Family is the Name of the Game for Mitchell
Leialni Mitchell loves playing with Cappie Pondexter. To be fair, who wouldn't?
There is no denying Pondexter's star power...but over the last three years, Mitchell has shown star qualities of her own. It's not everyday you get a fan "accessory" worn to the arena in one's honor.
Ahh, yes. The now famous, Lei-lani "lei". When asked what she thought of about the fans wearing them to games, Mitchell admits she didn't at first get it...and then saw some messages on Facebook that explained the nod. She talks about the attention with a pretty, unassuming smile.
Her style is West-coast and admittedly, when she was traded to NY from Phoenix back in 2008, she was apprehensive about how far from her home of Kinnetucket, Washington she would be.
Three years later, Liberty fans, adorned in floral applique necklaces (an ode to Mitchell's Pacific roots), can't imagine the team without their 5-foot-5 "Lil-Lani" as one sign adores.

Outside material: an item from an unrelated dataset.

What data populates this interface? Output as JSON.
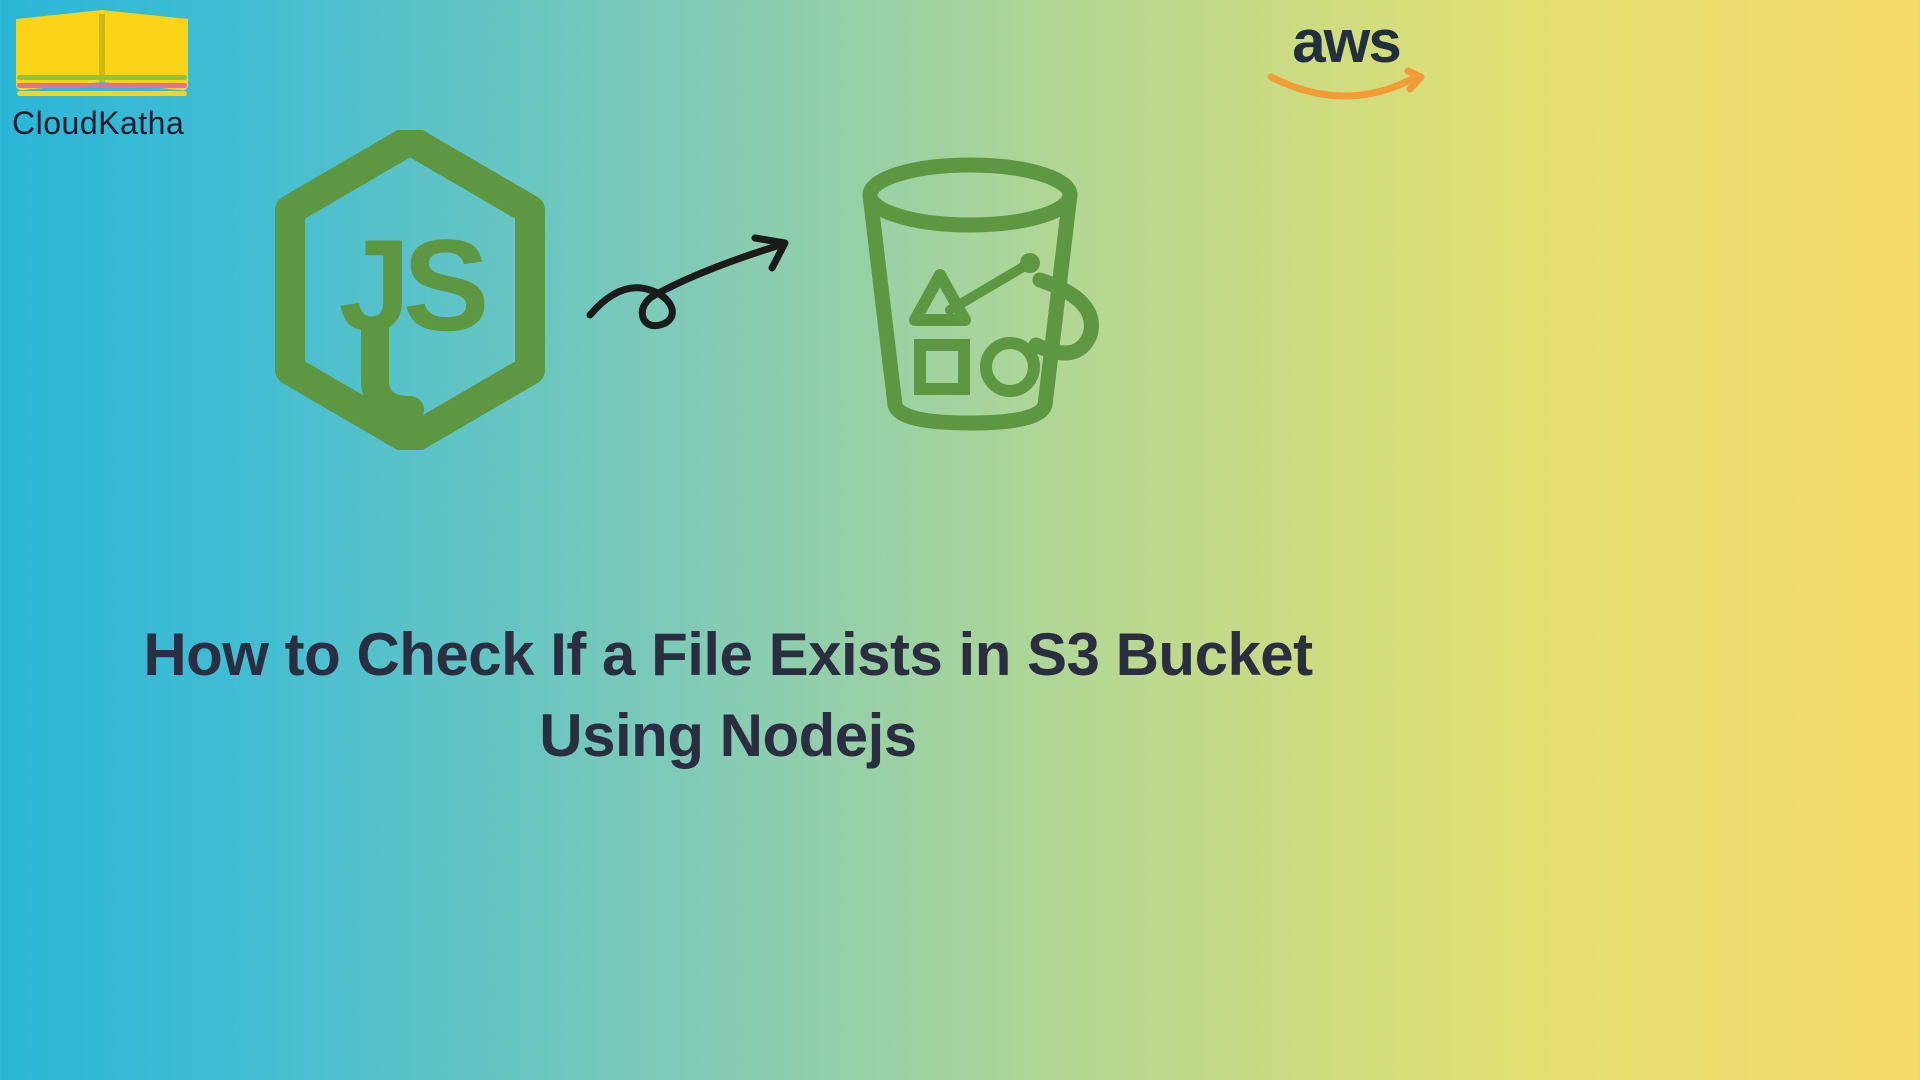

And neither can her team.
Pondexter loves being on the floor with Mitchell. There is a mutual respect between these two players, whose chemistry is easy as it is dynamic. Pondexter loves Mitchell's toughness, and can appreciate the adversity her point guard has been able to rise above -- including not letting her size define or defy her (something Pondexter knows a little something about.)
Mitchell, a self-titled tomboy, grew up in a house of athletes watching the NFL and college football regularly. Her dad, Dennis, played football. Her mom, Eleanor Majid, who passed away in 2009, played netball in her native Australia. And her five brothers: Travis, Reggie, Tyler, Troy, and Robbie, all played football and basketball. As the only girl in the family, you can bet that toughness wasn't just a personality trait, it was a form of survival. Mitchell developed thick-skin early on in order to surf the brotherly tide.

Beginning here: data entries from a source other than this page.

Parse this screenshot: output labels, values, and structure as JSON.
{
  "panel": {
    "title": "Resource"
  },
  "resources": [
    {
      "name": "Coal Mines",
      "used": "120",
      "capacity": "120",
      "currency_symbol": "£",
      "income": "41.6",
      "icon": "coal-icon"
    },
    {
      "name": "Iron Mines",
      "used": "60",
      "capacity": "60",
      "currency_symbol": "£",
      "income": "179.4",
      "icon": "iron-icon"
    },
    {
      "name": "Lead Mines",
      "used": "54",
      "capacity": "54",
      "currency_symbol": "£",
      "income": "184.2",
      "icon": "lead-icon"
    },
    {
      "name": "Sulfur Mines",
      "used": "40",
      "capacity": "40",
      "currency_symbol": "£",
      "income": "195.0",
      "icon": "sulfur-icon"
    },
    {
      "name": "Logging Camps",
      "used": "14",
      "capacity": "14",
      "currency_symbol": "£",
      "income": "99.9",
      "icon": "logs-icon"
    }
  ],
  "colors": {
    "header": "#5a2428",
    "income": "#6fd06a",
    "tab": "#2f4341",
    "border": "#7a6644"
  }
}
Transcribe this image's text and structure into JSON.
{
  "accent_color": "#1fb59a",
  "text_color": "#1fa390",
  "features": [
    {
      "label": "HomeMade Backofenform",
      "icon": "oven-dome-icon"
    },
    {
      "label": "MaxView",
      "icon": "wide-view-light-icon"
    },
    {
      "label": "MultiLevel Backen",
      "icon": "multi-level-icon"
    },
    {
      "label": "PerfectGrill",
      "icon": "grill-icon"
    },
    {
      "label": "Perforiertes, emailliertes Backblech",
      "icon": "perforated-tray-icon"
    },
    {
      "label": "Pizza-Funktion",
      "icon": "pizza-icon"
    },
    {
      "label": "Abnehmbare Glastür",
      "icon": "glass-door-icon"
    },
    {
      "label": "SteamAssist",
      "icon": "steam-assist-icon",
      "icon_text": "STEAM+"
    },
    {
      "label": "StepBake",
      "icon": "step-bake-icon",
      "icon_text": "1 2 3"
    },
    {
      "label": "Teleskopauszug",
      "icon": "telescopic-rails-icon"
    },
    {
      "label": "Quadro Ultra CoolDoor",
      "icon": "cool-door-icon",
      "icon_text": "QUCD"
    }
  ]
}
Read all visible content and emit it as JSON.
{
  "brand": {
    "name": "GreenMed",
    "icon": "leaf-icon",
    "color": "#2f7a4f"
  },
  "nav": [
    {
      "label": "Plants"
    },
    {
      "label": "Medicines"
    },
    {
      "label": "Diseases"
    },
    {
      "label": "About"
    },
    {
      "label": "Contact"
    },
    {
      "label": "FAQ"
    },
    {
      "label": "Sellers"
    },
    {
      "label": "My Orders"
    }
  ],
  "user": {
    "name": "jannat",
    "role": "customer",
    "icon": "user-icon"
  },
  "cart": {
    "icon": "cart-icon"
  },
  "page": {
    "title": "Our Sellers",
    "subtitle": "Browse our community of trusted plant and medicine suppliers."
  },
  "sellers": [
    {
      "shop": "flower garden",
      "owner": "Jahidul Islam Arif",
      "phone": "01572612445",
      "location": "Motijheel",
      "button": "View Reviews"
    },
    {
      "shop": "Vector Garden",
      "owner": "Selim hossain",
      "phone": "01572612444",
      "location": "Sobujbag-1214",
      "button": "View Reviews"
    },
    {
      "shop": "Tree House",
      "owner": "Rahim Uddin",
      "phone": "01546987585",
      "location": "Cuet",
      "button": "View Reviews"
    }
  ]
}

Mitchell laughs and shakes her head when she talks about her oldest brother, Travis, who she says never wanted her date when she was in high school, telling boys on the phone that she wasn't home. Mitchell, now 26, says things have changed much since then. Travis, now married, still questions his little sis, telling her she doesn't need them....boys, that is.
But as passionate as he is about her dating life, Mitchell admits, Travis is equally earnest about basketball and is a Liberty fanatic.

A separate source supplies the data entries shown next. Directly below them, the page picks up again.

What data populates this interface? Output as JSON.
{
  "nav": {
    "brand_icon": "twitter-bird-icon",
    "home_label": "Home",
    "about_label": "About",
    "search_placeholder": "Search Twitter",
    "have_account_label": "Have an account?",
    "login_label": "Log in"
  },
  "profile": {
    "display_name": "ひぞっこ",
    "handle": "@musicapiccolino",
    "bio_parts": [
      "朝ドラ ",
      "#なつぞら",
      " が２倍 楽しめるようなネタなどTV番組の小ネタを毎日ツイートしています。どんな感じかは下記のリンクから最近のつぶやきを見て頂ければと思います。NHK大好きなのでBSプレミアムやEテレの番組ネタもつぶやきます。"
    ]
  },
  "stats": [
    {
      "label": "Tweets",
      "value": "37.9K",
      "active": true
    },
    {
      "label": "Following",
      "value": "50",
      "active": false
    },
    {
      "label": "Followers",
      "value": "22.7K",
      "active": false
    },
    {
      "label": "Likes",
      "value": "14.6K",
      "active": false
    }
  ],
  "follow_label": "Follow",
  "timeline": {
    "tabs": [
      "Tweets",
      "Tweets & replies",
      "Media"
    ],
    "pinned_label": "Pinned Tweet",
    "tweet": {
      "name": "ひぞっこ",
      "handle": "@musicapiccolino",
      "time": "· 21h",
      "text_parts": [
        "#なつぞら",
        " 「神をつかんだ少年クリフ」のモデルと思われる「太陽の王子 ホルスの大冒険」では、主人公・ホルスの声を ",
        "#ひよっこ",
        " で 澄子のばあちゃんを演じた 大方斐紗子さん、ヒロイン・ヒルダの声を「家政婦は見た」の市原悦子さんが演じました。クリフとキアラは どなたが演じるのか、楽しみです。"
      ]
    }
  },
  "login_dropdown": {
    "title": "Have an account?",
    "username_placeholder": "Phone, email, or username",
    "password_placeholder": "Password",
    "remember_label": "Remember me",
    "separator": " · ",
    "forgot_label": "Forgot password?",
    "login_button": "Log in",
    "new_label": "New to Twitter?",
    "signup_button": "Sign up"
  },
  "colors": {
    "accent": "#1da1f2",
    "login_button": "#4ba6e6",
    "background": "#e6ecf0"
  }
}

The Liberty's trip out to Seattle is a big one for the former Utah point guard, when dozens of friends and family make the three-hour drive to come and cheer on their superstar. "They have already bought their tickets," Mitchell says with a chuckle, reflecting "they are just proud...proud of me...and it's great motivation for me...to give them something to be excited about."
Last year's best three-point shooter credits her family for their support, which has pushed and motivated her throughout her career, and says, "I don't want a sister. I wouldn't have changed anything about it. I love my brothers."
Perhaps the reason she doesn't want a sister is because she's got ten of them with the Liberty.
It's all about relationships for the WNBA 2010 Most Improved Player of the Year, who's game has developed along with her confidence. Mitchell credits Pondexter, who she calls the best one-on-one player in the league if not the world, with making her job "easy", knowing that at any point in a game, she can "run a play for Cappie."
Over the last several years, this team has become Mitchell's family, including the fans, who she calls their sixth man.
After battling back from a pre-season back injury and then returning to a new system under a new coaching staff, Mitchell knows first-hand the many challenges the WNBA presents - different from that overseas or in the college game. She admits, "It's hard," but then focuses on the positive, saying, " we feed off each other for energy...support, and I just that love that about it."